Dieu est très présent dans vos romans. Comme une puissance impuissante, qui serait finalement davantage une quête, un Graal, qu'une entité présente et rassurante. Comment situez-vous Dieu  dans la vie de vos personnages ?
Mes personnages, certains d’entre eux, en tous cas, reprennent à leur compte une très vieille question : comment concilier Dieu et le monde ? Quelle image de Dieu former à partir du monde que nous connaissons ? Et c’est la réponse que certains Mystiques, comme Hallâj, ont apporté à cette question qui me fascine et m’émeut. C’est une réponse démente mais d’une puissance esthétique que je trouve vraiment extraordinaire : si Dieu est amour, alors l’abandon, le supplice et l’abjection sont aussi des signes de son amour.
Parfois, on a l'impression que vous écrivez d'une seule traite, d'un souffle. Est-ce le cas ?
Non, et spécialement pas pour un dieu un animal. Alors que j’ai plutôt l’habitude d’écrire les scènes de mes romans dans le désordre et d’opérer un montage final, je me suis astreint à écrire dans l’ordre, du premier au dernier mot. C’est une nécessité imposée par le tissage. Mais j’ai progressé plutôt lentement et avec beaucoup de précautions. J’avais le sentiment que je pouvais prendre à tout moment une fausse direction. Et tous les passages où l’on glisse du personnage masculin à Magali m’ont demandé énormément de soin et d’attention parce que j’avais très peur qu’ils semblent artificiels. Ce fut donc assez laborieux ! Par contre, c’est vrai, je ne suis pas beaucoup revenu en arrière et le texte a subi très peu de corrections.
Ce souffle est très violent parfois, et des thèmes reviennent assez souvent, comme la mort, la barbarie, la guerre (racontée avec une précision déchirante).  Qu'est-ce qui vous inspire cette violence ?
Je me rends compte que la violence est devenue pour moi un thème important au cours de mon séjour en Algérie, je parle de la violence brutale, sanglante. Ça semblera très naïf mais c’est en Algérie que je me suis rendu compte qu’une grande partie des hommes vivaient sous la menace d’une violence que je ne pouvais même pas me représenter. Je n’ai plus jamais regardé les informations de la même façon. Certains de mes élèves avaient perdu leurs parents dans des conditions abominables, une de mes collègues avait trouvé plusieurs fois des têtes coupées devant son immeuble de Blida. C’est ça, la réalité, et c’est donc l’affaire de la littérature. Dans un dieu un animal, le personnage essaye de donner un sens, le sens mystique que j’évoquais tout à l’heure, à la violence qu’il contribue lui-même à répandre et à laquelle il n’échappera pas. La difficulté, c’était d’adopter un point de vue métaphysique et poétique sur quelque chose d’abominable sans sombrer dans un esthétisme malsain qui aurait, je pense, disqualifié tout le texte. Sans faire le malin, donc. J’espère y être parvenu. C’est ce que réussit très bien, à mon sens, Giosuè Calaciura dans Malacarne, son extraordinaire roman sur la mafia. Mais  c’est vraiment une question d’appréciation subjective : je sais que certains font ce reproche d’esthétisme à Apocalypse Now. Pas moi.
Les hommes sont furieux, les mères plutôt effacées. Nous sommes loin de la marâtre Corse omniprésente et autoritaire. Comment l'expliquez-vous ?
Peut-être parce que je n’ai jamais rencontré de marâtre corse omniprésente et autoritaire ?

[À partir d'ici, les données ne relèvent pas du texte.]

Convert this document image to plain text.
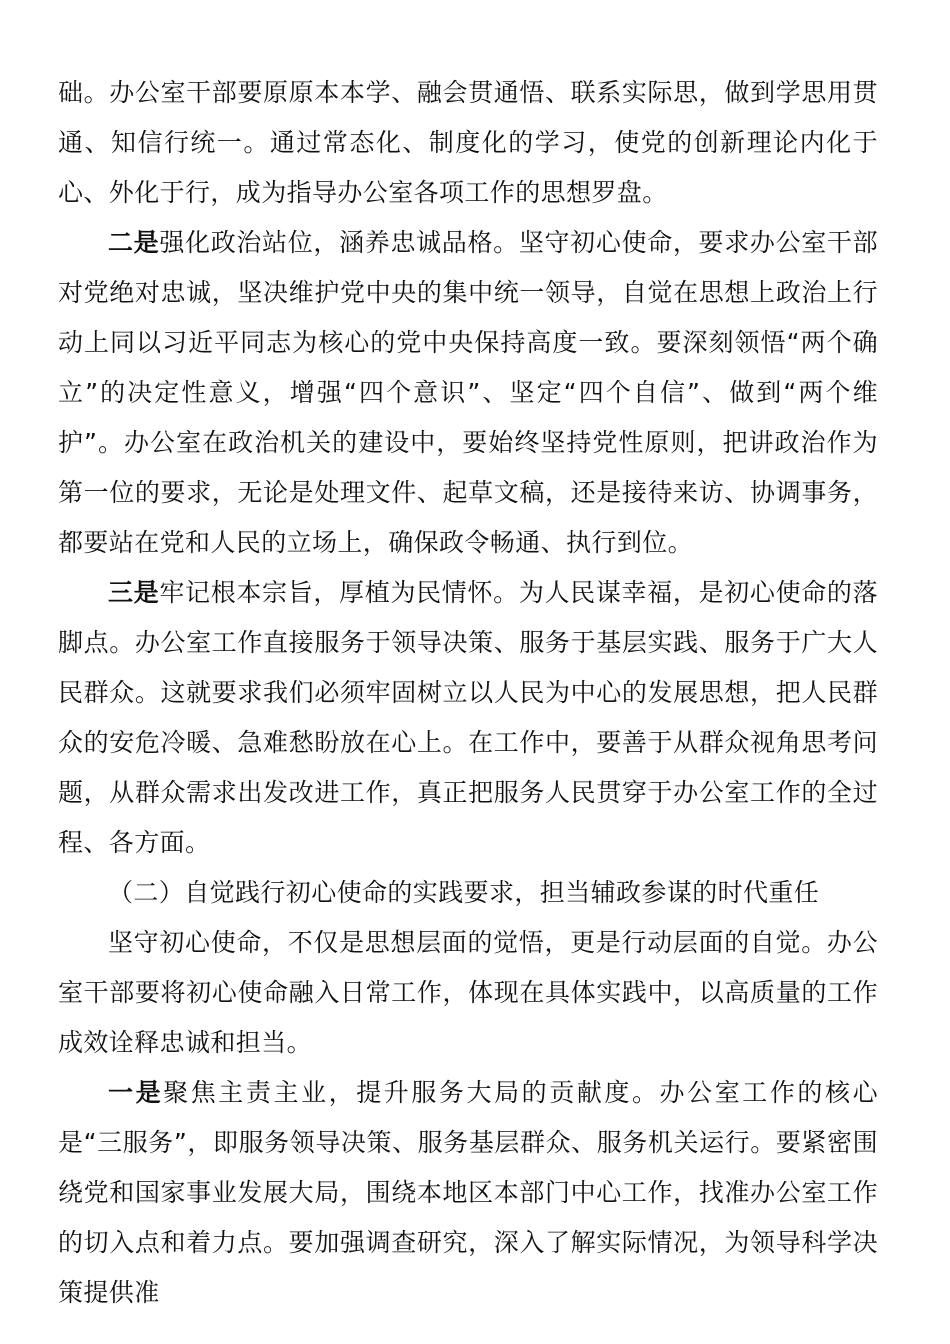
础。办公室干部要原原本本学、融会贯通悟、联系实际思，做到学思用贯通、知信行统一。通过常态化、制度化的学习，使党的创新理论内化于心、外化于行，成为指导办公室各项工作的思想罗盘。

二是强化政治站位，涵养忠诚品格。坚守初心使命，要求办公室干部对党绝对忠诚，坚决维护党中央的集中统一领导，自觉在思想上政治上行动上同以习近平同志为核心的党中央保持高度一致。要深刻领悟“两个确立”的决定性意义，增强“四个意识”、坚定“四个自信”、做到“两个维护”。办公室在政治机关的建设中，要始终坚持党性原则，把讲政治作为第一位的要求，无论是处理文件、起草文稿，还是接待来访、协调事务，都要站在党和人民的立场上，确保政令畅通、执行到位。

三是牢记根本宗旨，厚植为民情怀。为人民谋幸福，是初心使命的落脚点。办公室工作直接服务于领导决策、服务于基层实践、服务于广大人民群众。这就要求我们必须牢固树立以人民为中心的发展思想，把人民群众的安危冷暖、急难愁盼放在心上。在工作中，要善于从群众视角思考问题，从群众需求出发改进工作，真正把服务人民贯穿于办公室工作的全过程、各方面。

（二）自觉践行初心使命的实践要求，担当辅政参谋的时代重任

坚守初心使命，不仅是思想层面的觉悟，更是行动层面的自觉。办公室干部要将初心使命融入日常工作，体现在具体实践中，以高质量的工作成效诠释忠诚和担当。

一是聚焦主责主业，提升服务大局的贡献度。办公室工作的核心是“三服务”，即服务领导决策、服务基层群众、服务机关运行。要紧密围绕党和国家事业发展大局，围绕本地区本部门中心工作，找准办公室工作的切入点和着力点。要加强调查研究，深入了解实际情况，为领导科学决策提供准
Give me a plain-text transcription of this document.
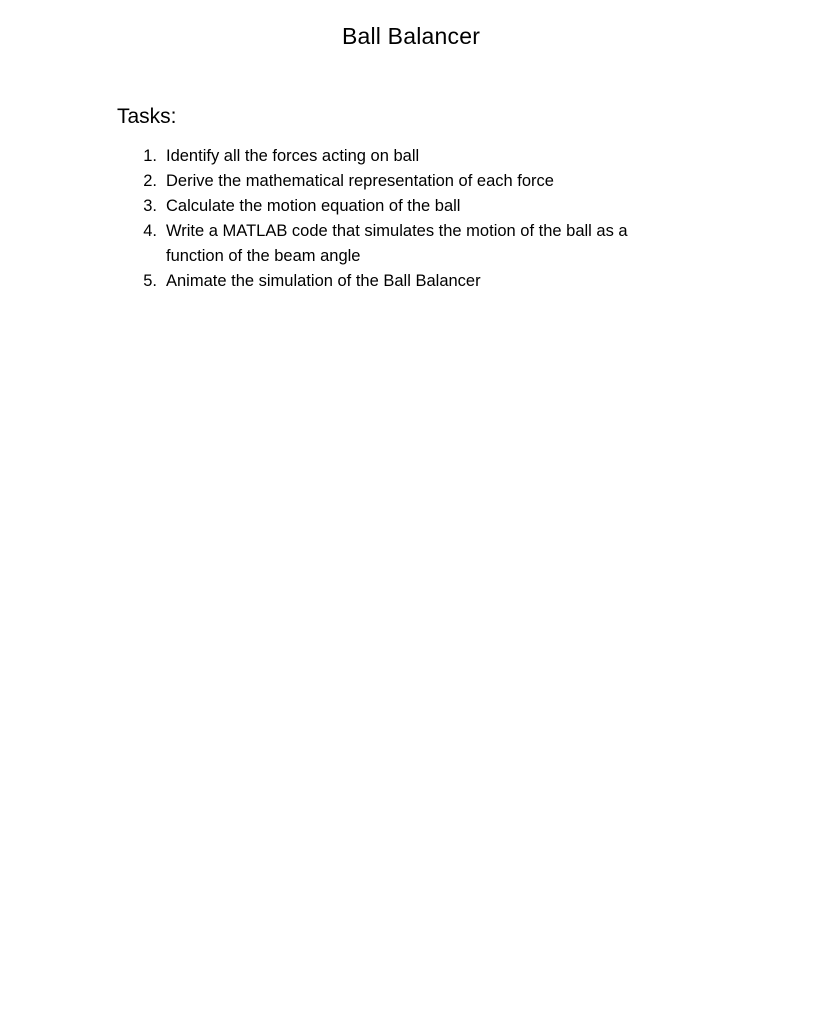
Ball Balancer
Tasks:
1. Identify all the forces acting on ball
2. Derive the mathematical representation of each force
3. Calculate the motion equation of the ball
4. Write a MATLAB code that simulates the motion of the ball as a function of the beam angle
5. Animate the simulation of the Ball Balancer
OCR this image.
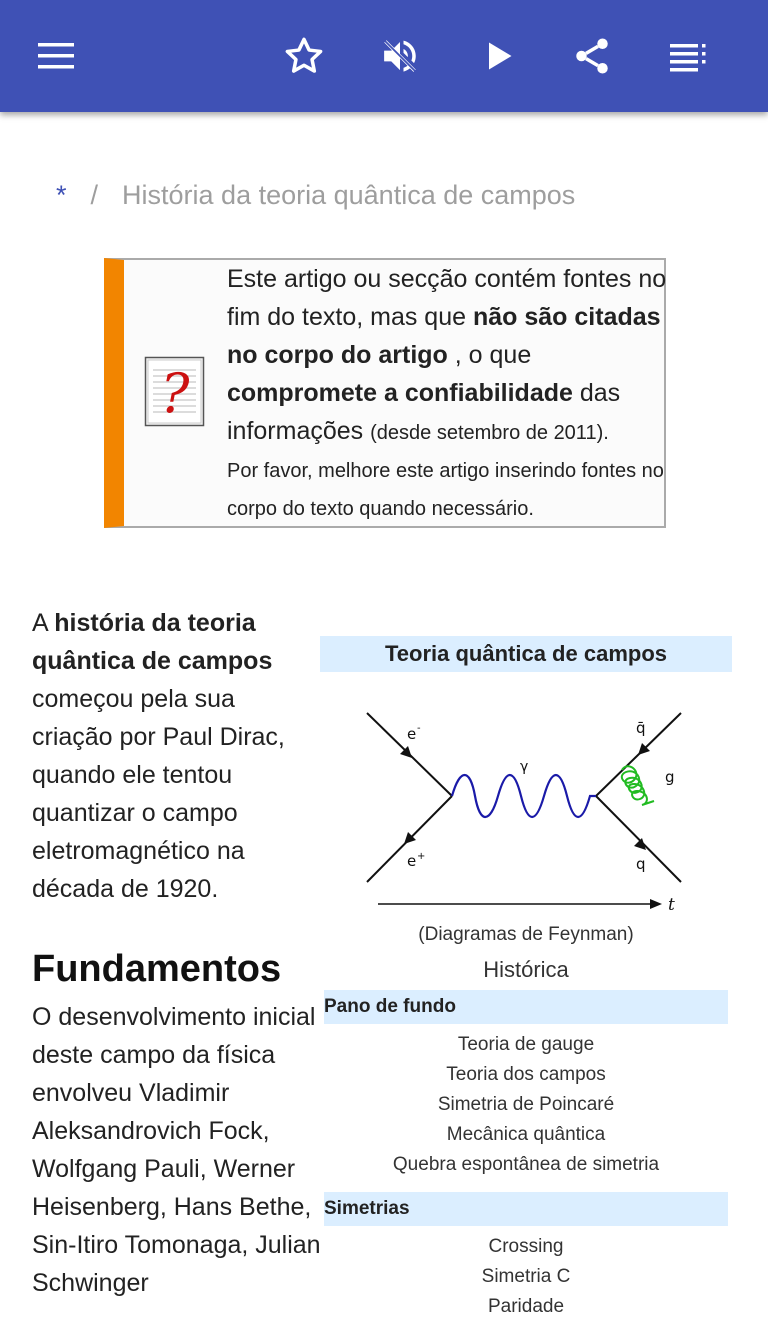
* / História da teoria quântica de campos
?
Este artigo ou secção contém fontes no fim do texto, mas que não são citadas no corpo do artigo , o que compromete a confiabilidade das informações (desde setembro de 2011).
Por favor, melhore este artigo inserindo fontes no corpo do texto quando necessário.
A história da teoria quântica de campos começou pela sua criação por Paul Dirac, quando ele tentou quantizar o campo eletromagnético na década de 1920.
Fundamentos
O desenvolvimento inicial deste campo da física envolveu Vladimir Aleksandrovich Fock, Wolfgang Pauli, Werner Heisenberg, Hans Bethe, Sin-Itiro Tomonaga, Julian Schwinger
Teoria quântica de campos
e -
e +
γ
q̄
g
q
t
(Diagramas de Feynman)
Histórica
Pano de fundo
Teoria de gauge
Teoria dos campos
Simetria de Poincaré
Mecânica quântica
Quebra espontânea de simetria
Simetrias
Crossing
Simetria C
Paridade
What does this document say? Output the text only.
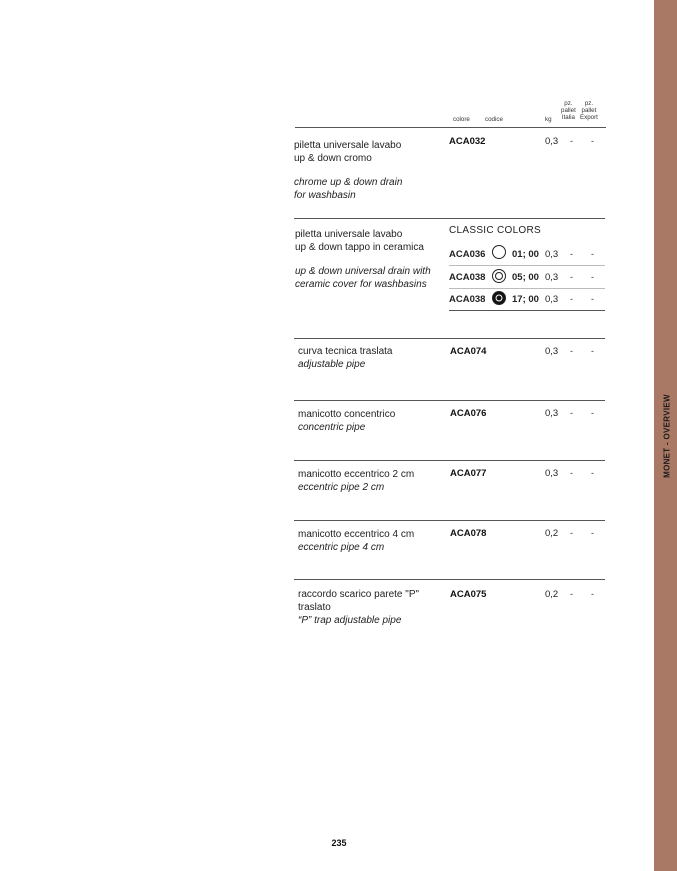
MONET - OVERVIEW
colore codice	kg
pz.
pallet
Italia
pz.
pallet
Export
piletta universale lavabo
up & down cromo
chrome up & down drain
for washbasin
ACA032	0,3 - -
piletta universale lavabo
up & down tappo in ceramica
up & down universal drain with
ceramic cover for washbasins
CLASSIC COLORS
ACA036	01; 00 0,3 - -
ACA038	05; 00 0,3 - -
ACA038	17; 00 0,3 - -
curva tecnica traslata
adjustable pipe
ACA074	0,3 - -
manicotto concentrico
concentric pipe
ACA076	0,3 - -
manicotto eccentrico 2 cm
eccentric pipe 2 cm
ACA077	0,3 - -
manicotto eccentrico 4 cm
eccentric pipe 4 cm
ACA078	0,2 - -
raccordo scarico parete "P"
traslato
“P” trap adjustable pipe
ACA075	0,2 - -
235
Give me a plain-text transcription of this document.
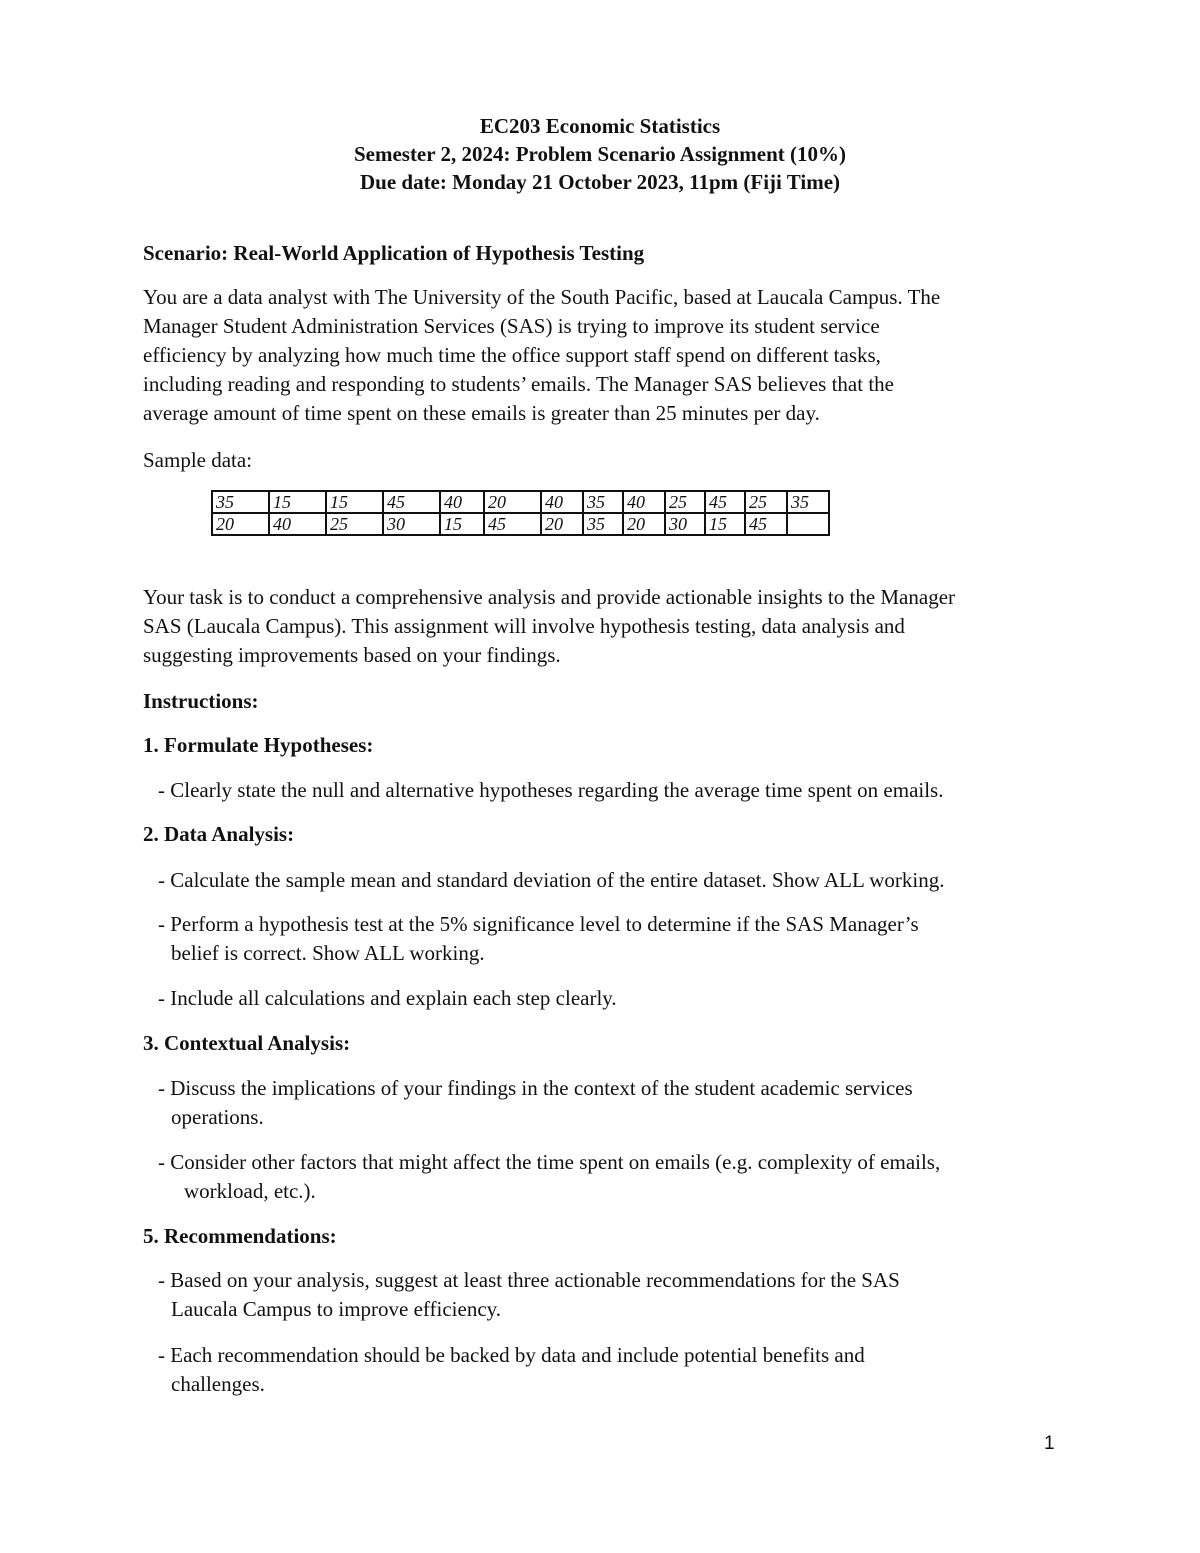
EC203 Economic Statistics
Semester 2, 2024: Problem Scenario Assignment (10%)
Due date: Monday 21 October 2023, 11pm (Fiji Time)
Scenario: Real-World Application of Hypothesis Testing
You are a data analyst with The University of the South Pacific, based at Laucala Campus. The
Manager Student Administration Services (SAS) is trying to improve its student service
efficiency by analyzing how much time the office support staff spend on different tasks,
including reading and responding to students’ emails. The Manager SAS believes that the
average amount of time spent on these emails is greater than 25 minutes per day.
Sample data:
35	15	15	45	40	20	40	35	40	25	45	25	35
20	40	25	30	15	45	20	35	20	30	15	45	
Your task is to conduct a comprehensive analysis and provide actionable insights to the Manager
SAS (Laucala Campus). This assignment will involve hypothesis testing, data analysis and
suggesting improvements based on your findings.
Instructions:
1. Formulate Hypotheses:
- Clearly state the null and alternative hypotheses regarding the average time spent on emails.
2. Data Analysis:
- Calculate the sample mean and standard deviation of the entire dataset. Show ALL working.
- Perform a hypothesis test at the 5% significance level to determine if the SAS Manager’s
belief is correct. Show ALL working.
- Include all calculations and explain each step clearly.
3. Contextual Analysis:
- Discuss the implications of your findings in the context of the student academic services
operations.
- Consider other factors that might affect the time spent on emails (e.g. complexity of emails,
workload, etc.).
5. Recommendations:
- Based on your analysis, suggest at least three actionable recommendations for the SAS
Laucala Campus to improve efficiency.
- Each recommendation should be backed by data and include potential benefits and
challenges.
1
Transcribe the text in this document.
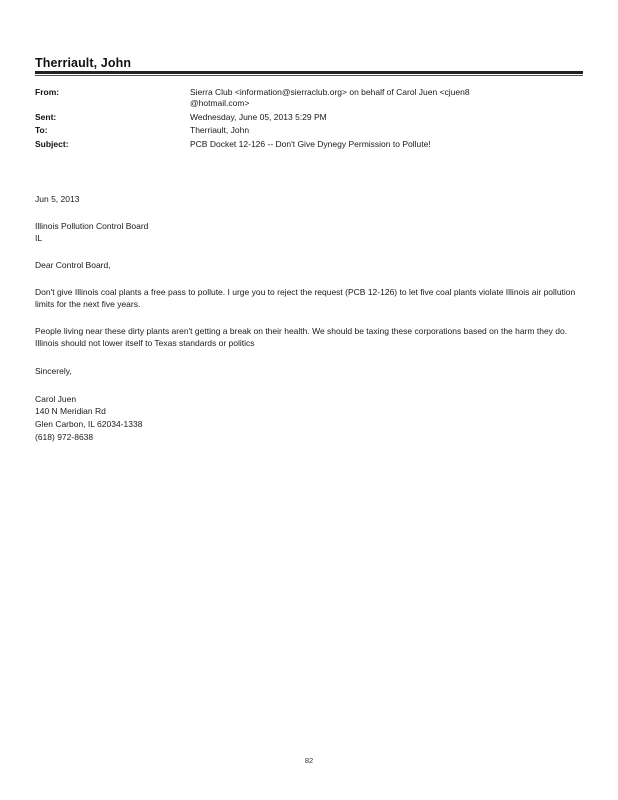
Therriault, John
From:	Sierra Club <information@sierraclub.org> on behalf of Carol Juen <cjuen8
@hotmail.com>
Sent:	Wednesday, June 05, 2013 5:29 PM
To:	Therriault, John
Subject:	PCB Docket 12-126 -- Don't Give Dynegy Permission to Pollute!
Jun 5, 2013
Illinois Pollution Control Board
IL
Dear Control Board,
Don't give Illinois coal plants a free pass to pollute. I urge you to reject the request (PCB 12-126) to let five coal plants violate Illinois air pollution limits for the next five years.
People living near these dirty plants aren't getting a break on their health. We should be taxing these corporations based on the harm they do. Illinois should not lower itself to Texas standards or politics
Sincerely,
Carol Juen
140 N Meridian Rd
Glen Carbon, IL 62034-1338
(618) 972-8638
82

Quand on lit vos romans, il semble que deux atmosphères se répondent : le bruit et la fureur, et le silence du désert, la solitude. Où placez-vous les hommes dans cet univers, en tant que philosophe, en tant qu'écrivain ?

J’adore la philosophie et je l’enseigne avec un grand plaisir mais je ne suis pas philosophe. Si je pouvais m’exprimer adéquatement à l’aide de concepts, je n’écrirais pas de romans. Je crois qu’il y a une métaphysique propre au roman, qui ne se déploie pas de manière conceptuelle et qui n’est pas prisonnière des exigences de la logique. C’est sans doute pourquoi il est si difficile de parler de ce qu’on écrit, qui est bien sûr irréductible au discours qu’on peut tenir a posteriori. Mais si je dois tenter une réponse, je dirai que ce qui est humain, c’est justement cet écart entre la solitude et la sociabilité, entre le désert et la fureur.
Les femmes semblent être à la fois un refuge, et un lieu de perdition. Quel rôle leur attribuez-vous ?
Je n’attribue aucun rôle aux femmes en tant que telles – aux hommes non plus d’ailleurs. D’une manière générale, l’identité sexuelle n’est pas un problème qui m’intéresse. Mes personnages féminins se caractérisent donc, à mes yeux, par leur singularité propre, comme les personnages masculins. A ceci près, bien sûr, que je ne suis pas une femme, ce qui pose quand même quelques problèmes ! J’ai longtemps eu peur de commettre je ne sais quel impair psychologique qui aurait ruiné la crédibilité des personnages féminins. Maintenant, je n’ai plus peur de ça. Je me rappelle combien j’ai été content la première fois que j’ai écrit un texte à la première personne dont le narrateur était une femme. C’est le cas, par exemple, dans Balco Atlantico. J’ai su que je pouvais le faire quand je me suis mis spontanément à accorder les participes au féminin. C’est ce qui fait que, pour moi, l’écriture est exactement le contraire d’un exercice d’introspection ou de mise en avant de soi-même : c’est un processus par lequel on parvient à s’extraire de soi-même, à devenir autre, à s’installer intimement dans l’étrangeté.
Savez-vous si vos élèves lisent vos livres ?
Non, et je ne cherche pas à le savoir. Je fais très attention à ne pas mélanger les rôles.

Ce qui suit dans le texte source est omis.